Robustness to model parameters

We demonstrate that the \(\tau (r\cdot f)\) curve is robust to changes in the parameters \(R_0\) by running our simulations with estimated transmission parameters for the 2009 H1N1 influenza strain (\(\beta = .913, \gamma = 1/1.6, \sigma = 1\)30,31) and the Delta variant of COVID-19 (\(\beta = 1.42, \sigma = 1/5.2, \gamma = 1/5.8\),29). Figure S5 shows that, with these parameters, the \(\tau (r\cdot f)\) relationship still holds.

Preferential return model

The preferential return model proposed in15 is based off of that proposed in Song et al.32. We assume uniform residential population density: home locations are drawn uniformly from the area of study. At each time step, with some probability \(P_{\text {new}}\), agents return to a location they have already visited; with probability \(1-P_{\text {new}}\) they visit a new location with distance drawn from the empirical distance distribution and direction drawn uniformly at random. The probability \(P_{\text {new}}\) is a function of the number of locations already visited:

$$P_{\text {new}} = \rho S^{-\gamma _{\text {new}}}$$

where S is the number of locations visited. The parameters \(\rho\) and \(\gamma _{\text {new}}\) are fit to the real data using least-squares regression (using the NYC dataset, we find \(\rho = .500\) and \(\gamma _{\text {new}} = .267\).)

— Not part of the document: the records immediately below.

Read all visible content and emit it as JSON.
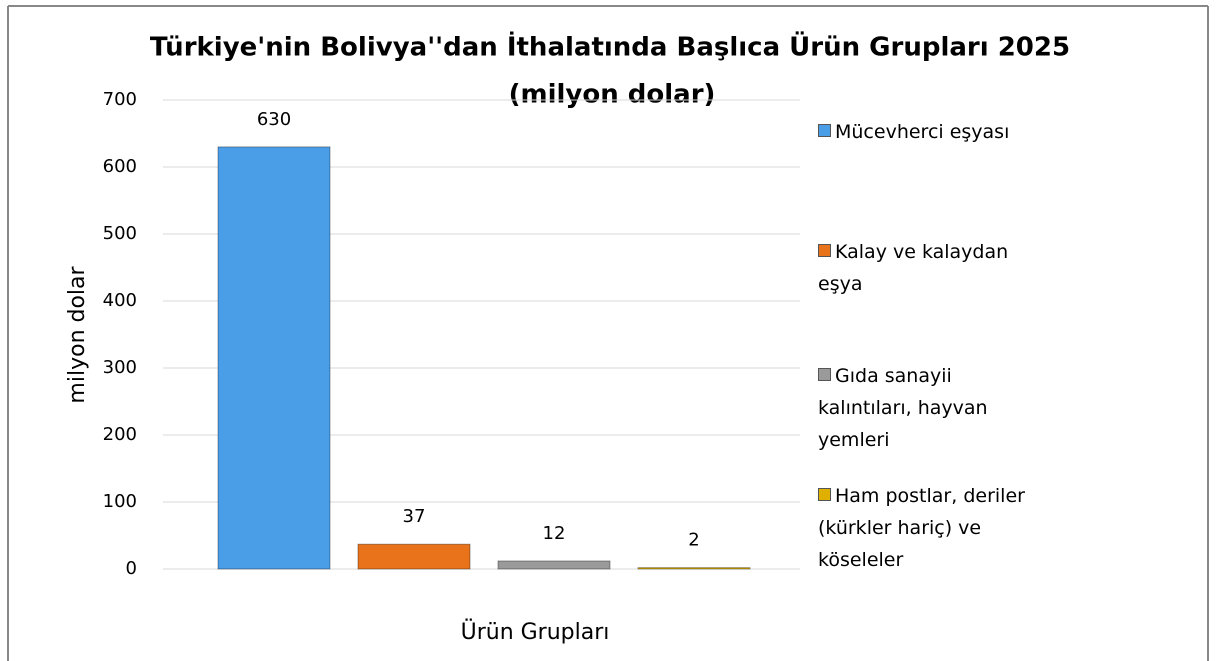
{
  "chart_data": {
    "type": "bar",
    "title": "Türkiye'nin Bolivya''dan İthalatında Başlıca Ürün Grupları 2025",
    "subtitle": "(milyon dolar)",
    "y_label": "milyon dolar",
    "x_label": "Ürün Grupları",
    "series": [
      {
        "name": "Mücevherci eşyası",
        "color": "#4a9ee8",
        "values": [
          630
        ]
      },
      {
        "name": "Kalay ve kalaydan eşya",
        "color": "#e8731a",
        "values": [
          37
        ]
      },
      {
        "name": "Gıda sanayii kalıntıları, hayvan yemleri",
        "color": "#9a9a9a",
        "values": [
          12
        ]
      },
      {
        "name": "Ham postlar, deriler (kürkler hariç) ve köseleler",
        "color": "#e0b000",
        "values": [
          2
        ]
      }
    ],
    "ylim": [
      0,
      700
    ],
    "yticks": [
      0,
      100,
      200,
      300,
      400,
      500,
      600,
      700
    ],
    "grid": true,
    "legend": "right"
  }
}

In order to implement radius restrictions within the PEPR model we restrict the distribution from which \(\Delta r\) is drawn and in order to implement frequency restrictions we delete all trips beyond frequency f to the same location. We set \(P_{\text {travel}} = .25\), the average proportion of time spent away from home in \(\mathscr{M}_{\text {real}}\), and run the PEPR simulations on a unit square for 500 timesteps.

We add the following modification to the model in15: while in the original PEPR model agents travel at each timestep, we set some probability \(P_{\text {travel}}\) with which agents travel at any given timestep. Conversely, with probability \(1-P_{\text {travel}}\), agents stay home.

Human subjects considerations

All methods were performed in accordance with the relevant guidelines and regulations. This research does not fall under the definition of human subjects research, as data is anonymous and unidentified and was not collected for the purpose of this research. No one on the study team has access to subject identifiers—all processing of raw GPS trajectories, including home location estimation, is done within-simulation and neither saved nor seen by the researchers.